The Champion Team
0New Zealand did it.
The World Test Championship has been such a long time in coming as the oldest format of the sport finally realised that there was more to it than The Ashes and other tests. The ICC had introduced a test ranking system a few decades back but that had no real structure to it, and it certainly lacked a mace.
When the concept was finally given the green light few would have picked New Zealand to be competitive, let alone make the final. And when they did make the final few seemed to believe it anyway.
But something strange had been happening to the test side over the last eight or so years. They had become really good, and had proven themselves against the best in the world*
Take a look at this photo. It features players who did not make the WTC Final XI and were hardly ever likely to be.
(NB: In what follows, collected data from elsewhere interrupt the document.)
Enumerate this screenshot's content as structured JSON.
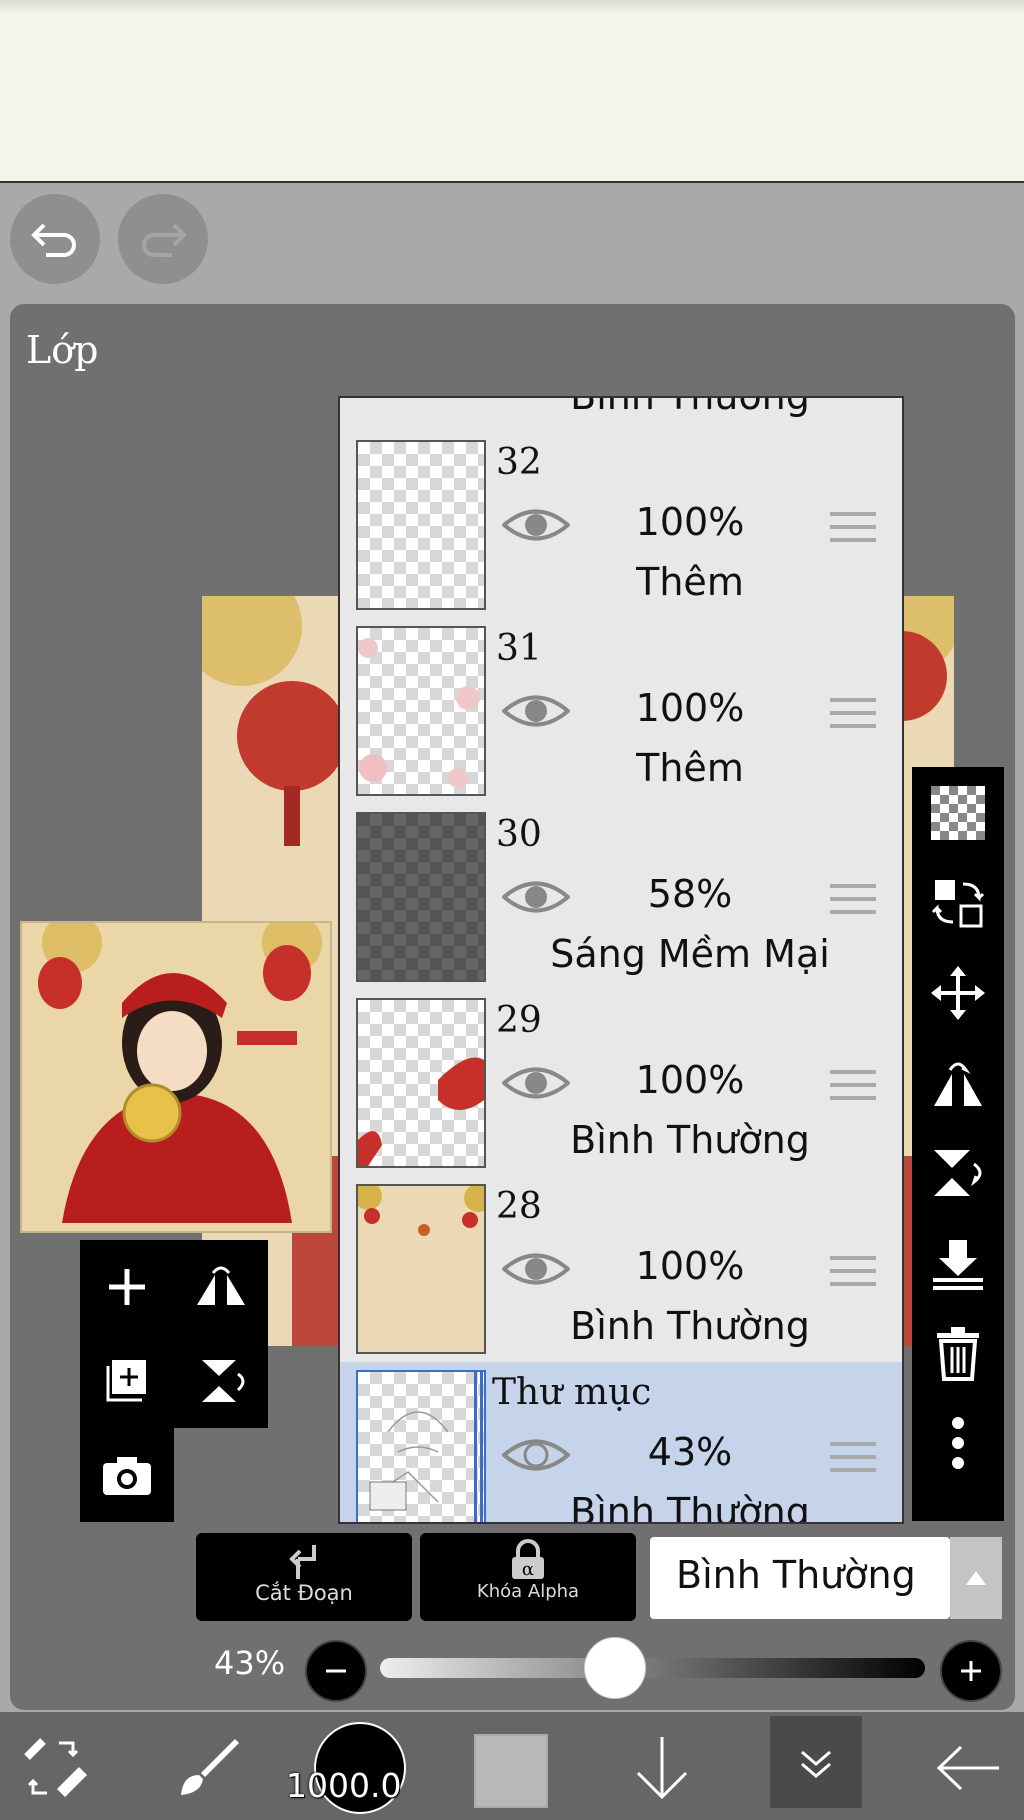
{
  "app": {
    "panel_title": "Lớp"
  },
  "layers": [
    {
      "name": "32",
      "opacity": "100%",
      "blend": "Thêm",
      "visible": true,
      "selected": false
    },
    {
      "name": "31",
      "opacity": "100%",
      "blend": "Thêm",
      "visible": true,
      "selected": false
    },
    {
      "name": "30",
      "opacity": "58%",
      "blend": "Sáng Mềm Mại",
      "visible": true,
      "selected": false
    },
    {
      "name": "29",
      "opacity": "100%",
      "blend": "Bình Thường",
      "visible": true,
      "selected": false
    },
    {
      "name": "28",
      "opacity": "100%",
      "blend": "Bình Thường",
      "visible": true,
      "selected": false
    },
    {
      "name": "Thư mục",
      "opacity": "43%",
      "blend": "Bình Thường",
      "visible": true,
      "selected": true
    }
  ],
  "partial_top_layer": {
    "blend": "Bình Thường"
  },
  "layer_controls": {
    "clip_label": "Cắt Đoạn",
    "alpha_lock_label": "Khóa Alpha",
    "blend_mode": "Bình Thường",
    "opacity_label": "43%",
    "opacity_value": 0.43
  },
  "bottom_toolbar": {
    "brush_size": "1000.0"
  },
  "icons": {
    "undo": "undo-icon",
    "redo": "redo-icon",
    "add_layer": "plus-icon",
    "flip_h": "flip-horizontal-icon",
    "add_image": "add-layer-icon",
    "flip_v": "flip-vertical-icon",
    "camera": "camera-icon",
    "transparent": "checker-icon",
    "swap": "swap-icon",
    "move": "move-icon",
    "merge_down": "merge-down-icon",
    "delete": "trash-icon",
    "more": "more-icon"
  }
}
Yet the previous week at Edgbaston Matt Henry was Man of the Match, Young top scored and Blundell and Patel made useful contributions. This is depth we have never had before.
And the icing on the cake of the playing XI has been the introduction of Jamieson and Conway over the last 18 months, and they were a significant factor here. Jamieson was Man of the Match as following his constant penetration and accuracy while Conway notched up the highest individual score of the match. But wait; there’s more.
The old firm of Southee and Boult, with the exception of the first half hour or so, never made life easy for the Indian batsmen and got their rewards. And their performances can be partly put down to good team management in the previous week in Birmingham. The recently arrived Boult needed game time, and Southee needed a rest to be at his best. The plan worked perfectly. Southee also made an important contribution with the bat.
Wagner was Wagner, and the wicket of Rahane to the Wagner Trap(c) was a significant moment in a test full of significant moments. Big Colin plugged away without luck in the first innings while providing one of the great post match celebrations.
Tom Latham provided much needed runs in the first innings as well as acting like a zinc covered catching magnet in the field, while Henry Nicholls’s catch to dismiss Pant in the second innings was another one of those significant moments. Good chest thump afterwards too.
Watling got such a fitting farewell to a memorable career. While he failed with the bat his keeping throughout was superb in really tough conditions. And in the second innings he did it with a dislocated finger.
Which leaves Taylor and Williamson. The skipper had already played an important innings earlier in the test (was it Day 3, 4 or 5?). It started off like a high country rock flower stubbornly refusing to bloom before expanding with the tail.
They came together at 44/2 in the final session with the India bowlers at the top of their games. There was a feeling a wobble in the air.
Neither found it easy going early, but once they got into their twenties we could start to breathe again. All that experience and all that class proved that this side is in a different class.
New Zealand beat the might of India to win the World Test Championship final in about 3 ½ days’ worth of actual cricket.